I believe that the way forward would be to encourage, and not compel, licensing mechanisms where the licensing could be based on metrics such as the number of times the AI model uses the copyrighted content in its training and/or output, depending upon feasibility. Hence, deeper collaborations between the original creators and developers would play a crucial role in balancing creativity, originality, and technical innovation. One example of such collaborations would be where the original creators work alongside developers in joint partnerships and play an active role in developing and improving AI models.
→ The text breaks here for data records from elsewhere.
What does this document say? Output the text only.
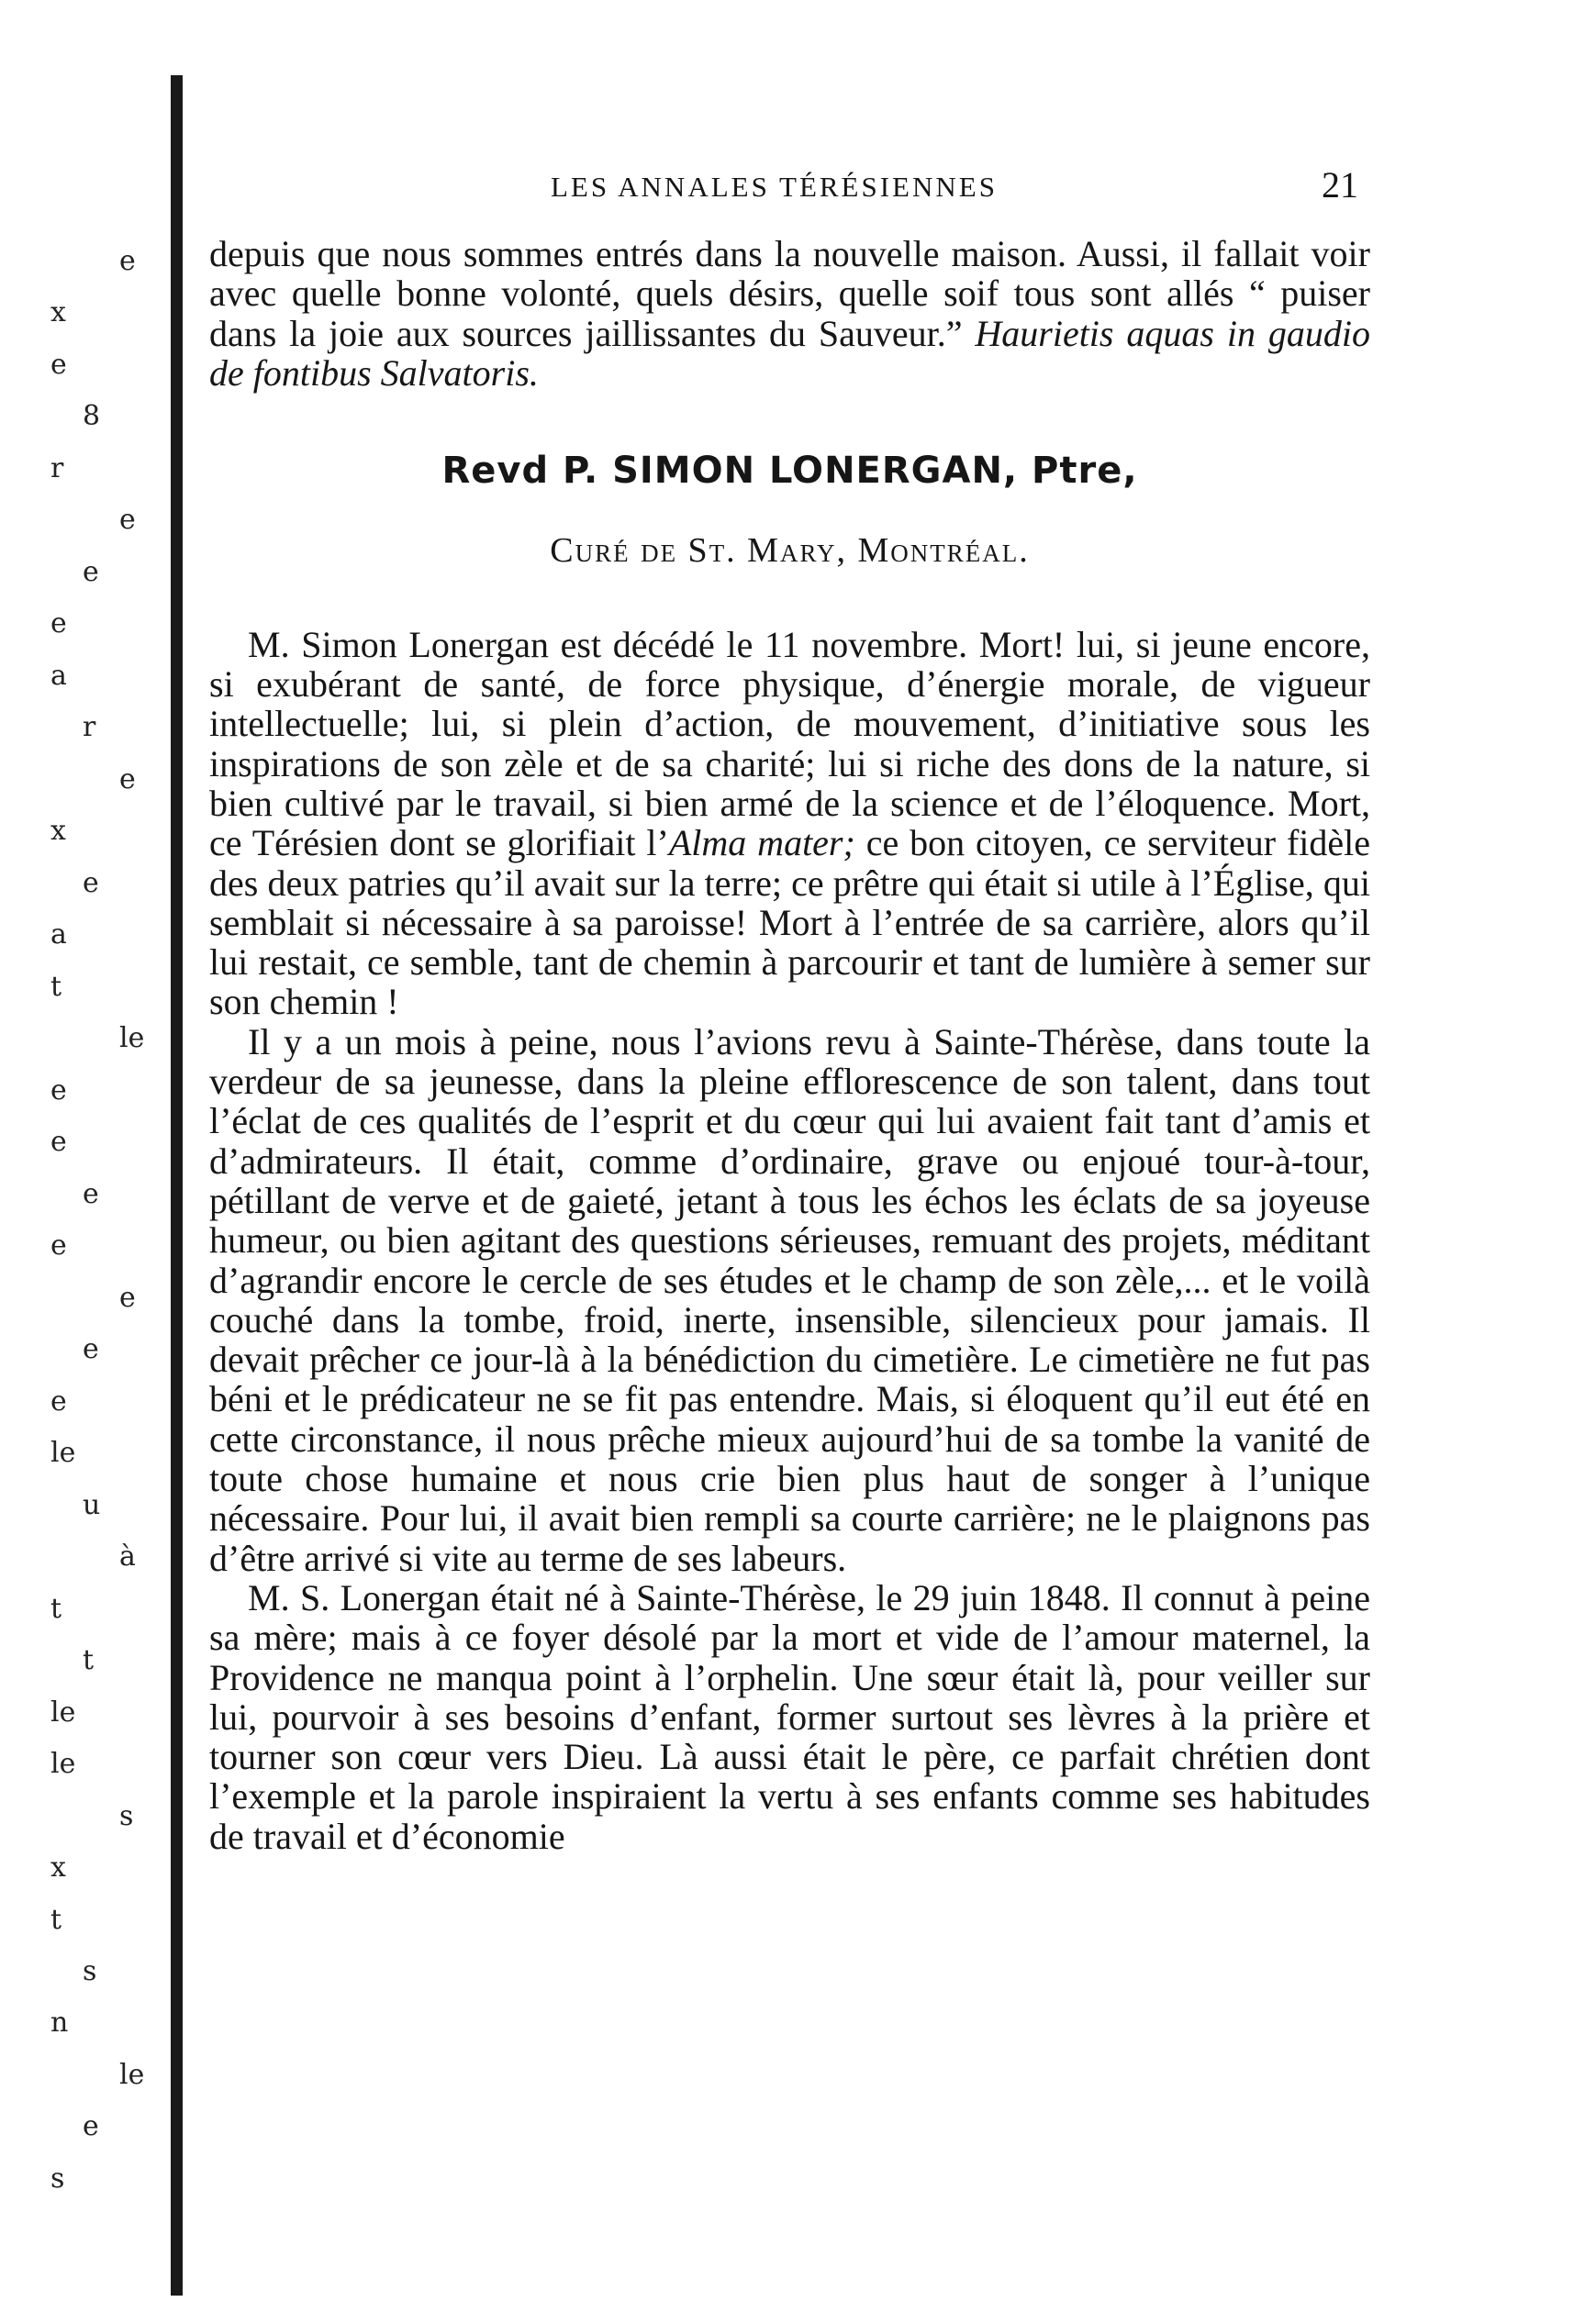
e
x
e
8
r
e
e
e
a
r
e
x
e
a
t
le
e
e
e
e
e
e
e
le
u
à
t
t
le
le
s
x
t
s
n
le
e
s
LES ANNALES TÉRÉSIENNES	21

depuis que nous sommes entrés dans la nouvelle maison. Aussi, il fallait voir avec quelle bonne volonté, quels désirs, quelle soif tous sont allés “ puiser dans la joie aux sources jaillissantes du Sauveur.” Haurietis aquas in gaudio de fontibus Salvatoris.

Revd P. SIMON LONERGAN, Ptre,

Curé de St. Mary, Montréal.

M. Simon Lonergan est décédé le 11 novembre. Mort! lui, si jeune encore, si exubérant de santé, de force physique, d’énergie morale, de vigueur intellectuelle; lui, si plein d’action, de mouvement, d’initiative sous les inspirations de son zèle et de sa charité; lui si riche des dons de la nature, si bien cultivé par le travail, si bien armé de la science et de l’éloquence. Mort, ce Térésien dont se glorifiait l’Alma mater; ce bon citoyen, ce serviteur fidèle des deux patries qu’il avait sur la terre; ce prêtre qui était si utile à l’Église, qui semblait si nécessaire à sa paroisse! Mort à l’entrée de sa carrière, alors qu’il lui restait, ce semble, tant de chemin à parcourir et tant de lumière à semer sur son chemin !

Il y a un mois à peine, nous l’avions revu à Sainte-Thérèse, dans toute la verdeur de sa jeunesse, dans la pleine efflorescence de son talent, dans tout l’éclat de ces qualités de l’esprit et du cœur qui lui avaient fait tant d’amis et d’admirateurs. Il était, comme d’ordinaire, grave ou enjoué tour-à-tour, pétillant de verve et de gaieté, jetant à tous les échos les éclats de sa joyeuse humeur, ou bien agitant des questions sérieuses, remuant des projets, méditant d’agrandir encore le cercle de ses études et le champ de son zèle,... et le voilà couché dans la tombe, froid, inerte, insensible, silencieux pour jamais. Il devait prêcher ce jour-là à la bénédiction du cimetière. Le cimetière ne fut pas béni et le prédicateur ne se fit pas entendre. Mais, si éloquent qu’il eut été en cette circonstance, il nous prêche mieux aujourd’hui de sa tombe la vanité de toute chose humaine et nous crie bien plus haut de songer à l’unique nécessaire. Pour lui, il avait bien rempli sa courte carrière; ne le plaignons pas d’être arrivé si vite au terme de ses labeurs.

M. S. Lonergan était né à Sainte-Thérèse, le 29 juin 1848. Il connut à peine sa mère; mais à ce foyer désolé par la mort et vide de l’amour maternel, la Providence ne manqua point à l’orphelin. Une sœur était là, pour veiller sur lui, pourvoir à ses besoins d’enfant, former surtout ses lèvres à la prière et tourner son cœur vers Dieu. Là aussi était le père, ce parfait chrétien dont l’exemple et la parole inspiraient la vertu à ses enfants comme ses habitudes de travail et d’économie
[1] Hugo Touvron et al., LLaMA: Open and Efficient Foundation Language Models (arXiv, 2023) arXiv:2302.13971 [cs].
[2] Kadrey et al. v. Meta Platforms, Inc., 23-cv-03417-VC (US District Court, N.D. California).
[3] Silverman et al. v. Open AI, 3:23-cv-03416 (US District Court, N.D. California).
[4] Litchfield v. Spielberg, 736 F.2d 1352, 1357 (US Court of Appeals, Ninth Circuit; July 6, 1984).
[5] The New York Times Company v. Microsoft Corp. et al., 23-cv-11195 (US District Court, S.D. New York).
[6] Andersen et al. v. Stability AI Ltd. et al., 23-cv-00201-WHO (US District Court, N.D. California).
[7] Authors Guild v. Google 721 F.3d 132 (US Court of Appeals, 2nd Circuit; 2015).